Annie Baldwin ist eine erfahrene Schlittenhundeführerin und hilft in den Ferien in der Lodge ihrer Eltern im westlichen Kanada aus. Einer der Gäste ist der gleichaltrige Mark Donovan aus Vancouver, der sie anfangs mit seiner Arroganz ziemlich nervt. Doch als ein Promipaar eincheckt, das vor aufdringlichen Paparazzi beschützt werden muss, erweist sich Mark als cleverer Helfer, der Annies Herz gegen ihren Willen schneller schlagen lässt …

Meinung

Das Buch hat mich leider sehr enttäuscht. Ich habe zwar den Klappentext angegeben, allerdings kann man diesen fast vergessen, da weder die Namen noch das beschriebene Geschehnis etwas mit dem zu tun hat, was dann letztendlich im Buch steht.
Das Buch lässt sich zwar gut lesen, was an dem flüssigen Schreibstil der Autorin liegt, die es eigentlich auch ganz gut schafft Spannung aufzubauen, aber mehr gute Worte, kann ich leider nicht über das Buch verlieren.

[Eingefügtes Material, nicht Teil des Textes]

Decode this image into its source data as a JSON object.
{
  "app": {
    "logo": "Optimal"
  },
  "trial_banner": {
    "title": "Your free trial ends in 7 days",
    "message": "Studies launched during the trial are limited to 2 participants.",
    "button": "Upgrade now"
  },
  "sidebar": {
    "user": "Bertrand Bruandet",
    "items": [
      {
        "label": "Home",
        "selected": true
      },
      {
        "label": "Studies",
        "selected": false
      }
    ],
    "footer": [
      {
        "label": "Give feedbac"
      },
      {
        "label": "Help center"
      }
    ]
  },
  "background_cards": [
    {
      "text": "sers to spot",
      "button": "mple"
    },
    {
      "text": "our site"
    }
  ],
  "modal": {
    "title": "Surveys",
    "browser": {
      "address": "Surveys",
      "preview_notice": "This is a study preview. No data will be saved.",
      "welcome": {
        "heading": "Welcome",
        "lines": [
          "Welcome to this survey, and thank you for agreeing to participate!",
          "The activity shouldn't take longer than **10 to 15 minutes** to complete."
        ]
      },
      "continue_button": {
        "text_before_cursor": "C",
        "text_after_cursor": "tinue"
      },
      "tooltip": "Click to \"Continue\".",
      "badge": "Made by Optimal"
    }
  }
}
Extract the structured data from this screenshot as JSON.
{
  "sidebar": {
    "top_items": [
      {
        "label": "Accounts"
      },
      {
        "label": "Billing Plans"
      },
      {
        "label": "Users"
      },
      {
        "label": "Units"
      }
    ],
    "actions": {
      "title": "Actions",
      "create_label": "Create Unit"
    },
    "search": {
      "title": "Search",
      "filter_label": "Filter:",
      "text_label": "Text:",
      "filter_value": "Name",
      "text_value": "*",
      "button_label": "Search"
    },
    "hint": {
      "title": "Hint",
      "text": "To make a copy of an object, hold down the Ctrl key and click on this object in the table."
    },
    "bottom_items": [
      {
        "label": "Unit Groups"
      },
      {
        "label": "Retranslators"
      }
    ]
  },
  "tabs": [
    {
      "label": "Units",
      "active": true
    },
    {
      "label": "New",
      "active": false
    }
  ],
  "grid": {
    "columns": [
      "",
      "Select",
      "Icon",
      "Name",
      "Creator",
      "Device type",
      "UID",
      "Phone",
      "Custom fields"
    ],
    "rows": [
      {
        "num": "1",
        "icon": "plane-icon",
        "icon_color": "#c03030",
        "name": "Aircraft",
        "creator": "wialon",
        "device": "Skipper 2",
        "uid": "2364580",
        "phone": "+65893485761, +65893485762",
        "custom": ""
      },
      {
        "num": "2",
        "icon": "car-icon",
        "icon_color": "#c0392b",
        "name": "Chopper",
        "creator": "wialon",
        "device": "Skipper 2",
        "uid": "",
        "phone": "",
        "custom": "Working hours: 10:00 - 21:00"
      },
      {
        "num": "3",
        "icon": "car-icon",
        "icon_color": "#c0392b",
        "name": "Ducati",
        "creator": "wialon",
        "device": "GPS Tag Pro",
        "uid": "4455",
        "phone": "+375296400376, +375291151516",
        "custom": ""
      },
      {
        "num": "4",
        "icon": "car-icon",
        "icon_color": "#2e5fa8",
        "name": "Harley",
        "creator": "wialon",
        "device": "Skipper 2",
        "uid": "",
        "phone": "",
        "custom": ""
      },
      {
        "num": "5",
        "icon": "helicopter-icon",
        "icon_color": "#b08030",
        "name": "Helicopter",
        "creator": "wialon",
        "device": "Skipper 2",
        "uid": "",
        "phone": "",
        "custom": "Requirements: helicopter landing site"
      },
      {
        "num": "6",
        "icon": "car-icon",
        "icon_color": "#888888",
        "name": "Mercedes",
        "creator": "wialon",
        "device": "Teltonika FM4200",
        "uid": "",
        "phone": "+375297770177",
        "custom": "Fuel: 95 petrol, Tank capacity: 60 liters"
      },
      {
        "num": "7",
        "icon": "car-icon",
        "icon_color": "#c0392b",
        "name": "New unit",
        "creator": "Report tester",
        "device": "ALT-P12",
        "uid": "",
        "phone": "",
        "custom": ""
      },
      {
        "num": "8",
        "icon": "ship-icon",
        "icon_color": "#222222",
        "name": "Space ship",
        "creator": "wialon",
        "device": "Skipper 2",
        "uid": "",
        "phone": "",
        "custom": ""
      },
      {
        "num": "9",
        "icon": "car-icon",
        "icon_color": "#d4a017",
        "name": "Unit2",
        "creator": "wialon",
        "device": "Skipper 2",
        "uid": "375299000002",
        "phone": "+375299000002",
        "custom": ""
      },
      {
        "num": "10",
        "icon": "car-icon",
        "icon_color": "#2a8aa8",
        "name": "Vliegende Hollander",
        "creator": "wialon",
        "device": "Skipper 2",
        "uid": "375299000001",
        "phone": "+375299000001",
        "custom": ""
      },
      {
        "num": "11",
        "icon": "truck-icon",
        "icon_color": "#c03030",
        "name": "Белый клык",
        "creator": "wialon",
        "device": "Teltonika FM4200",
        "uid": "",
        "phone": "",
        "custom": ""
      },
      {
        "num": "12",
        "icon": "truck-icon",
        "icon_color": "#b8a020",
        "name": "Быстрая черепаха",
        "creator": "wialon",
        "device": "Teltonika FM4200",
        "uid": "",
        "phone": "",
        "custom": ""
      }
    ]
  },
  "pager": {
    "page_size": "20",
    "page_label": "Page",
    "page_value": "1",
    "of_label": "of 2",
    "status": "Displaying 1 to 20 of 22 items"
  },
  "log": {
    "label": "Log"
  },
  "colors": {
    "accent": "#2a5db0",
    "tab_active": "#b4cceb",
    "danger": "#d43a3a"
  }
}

die Geschichte wirkt sehr schlecht durchdacht und einfach nur hingeschrieben um eben etwas dastehen zu haben. Man bekommt bei den Charakteren kaum eine wirkliche Veränderung mit.
Zudem kommt noch, dass das Ende des Buches mich total an ein anderes Buch der Autorin, ebenfalls eine Liebesgeschichte in der Winterzeit, erinnert und extreme Parallelen dazu aufweist.
Ich kann das Buch leider nicht empfehlen, da es einfach zu viele Unstimmigkeiten gab.